His other gripe with Google: the looks of its self-driving prototype, featuring obvious bumps and lumps to accommodate its various sensors: “Nobody wants to buy a car that looks like that.”

Societal rewards

Car manufacturers will benefit from driverless cars by charging us healthy prices for them, but it’s important to remember that we will benefit because too many of us don’t drive very well. One result: 35,902 US deaths from vehicle crashes in 2015

But autonomous cars also offer the promise of more efficient use of the highways with self-driving vehicles that can travel in formation. “You can pack cars far more densely,” de Nysschen said, adding that we might see autonomous-only lanes.
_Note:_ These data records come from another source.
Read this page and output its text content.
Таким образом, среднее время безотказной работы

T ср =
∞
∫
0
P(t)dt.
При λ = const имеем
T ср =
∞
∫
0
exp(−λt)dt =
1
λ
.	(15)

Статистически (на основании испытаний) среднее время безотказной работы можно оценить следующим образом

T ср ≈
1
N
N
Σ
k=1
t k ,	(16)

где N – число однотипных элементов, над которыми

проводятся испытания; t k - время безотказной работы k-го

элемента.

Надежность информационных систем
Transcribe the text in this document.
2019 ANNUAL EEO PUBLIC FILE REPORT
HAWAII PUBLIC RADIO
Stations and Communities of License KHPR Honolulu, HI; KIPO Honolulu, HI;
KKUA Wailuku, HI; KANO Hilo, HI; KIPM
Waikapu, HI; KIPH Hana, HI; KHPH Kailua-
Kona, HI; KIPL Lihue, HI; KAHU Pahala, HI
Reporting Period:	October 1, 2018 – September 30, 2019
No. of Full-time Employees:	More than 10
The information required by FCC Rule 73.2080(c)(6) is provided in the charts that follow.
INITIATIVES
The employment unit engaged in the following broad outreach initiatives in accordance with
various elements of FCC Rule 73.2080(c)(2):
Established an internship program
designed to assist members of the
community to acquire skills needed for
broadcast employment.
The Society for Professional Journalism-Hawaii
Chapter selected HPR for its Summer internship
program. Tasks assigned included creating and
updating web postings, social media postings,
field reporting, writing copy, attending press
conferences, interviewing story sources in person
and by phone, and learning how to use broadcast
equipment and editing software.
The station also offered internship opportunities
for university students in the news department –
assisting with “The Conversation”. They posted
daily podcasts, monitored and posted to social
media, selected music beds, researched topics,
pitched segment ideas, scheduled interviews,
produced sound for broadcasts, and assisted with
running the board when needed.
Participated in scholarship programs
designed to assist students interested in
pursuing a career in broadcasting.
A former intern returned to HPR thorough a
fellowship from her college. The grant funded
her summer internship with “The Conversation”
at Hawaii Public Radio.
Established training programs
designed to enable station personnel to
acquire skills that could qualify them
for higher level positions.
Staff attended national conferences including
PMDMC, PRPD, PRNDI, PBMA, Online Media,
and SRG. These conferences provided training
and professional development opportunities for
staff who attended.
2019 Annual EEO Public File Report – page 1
Autonomous cars will, however, be no more capable of perfect operation than any other software-controlled machine, and so both Ghosn and de Nysschen counseled accepting the inevitability of an autonomous car getting into a collision instead of freaking out over it.

Another Web Summit speaker, MIT scientist Andrew McAfee, made the same point, arguing that even if a self-driving car gets into a situation in which it can only avoid one person by running into another, it would still do better than we would today.

“You know how we handle those ethical considerations? We freak out and jerk the wheel,” he said in a panel Tuesday. “The idea that there’s any kind of considered response is kind of a joke.”

(Disclosure: I moderated four panels at the conference, in return for which the organizers are covering most of my travel costs.)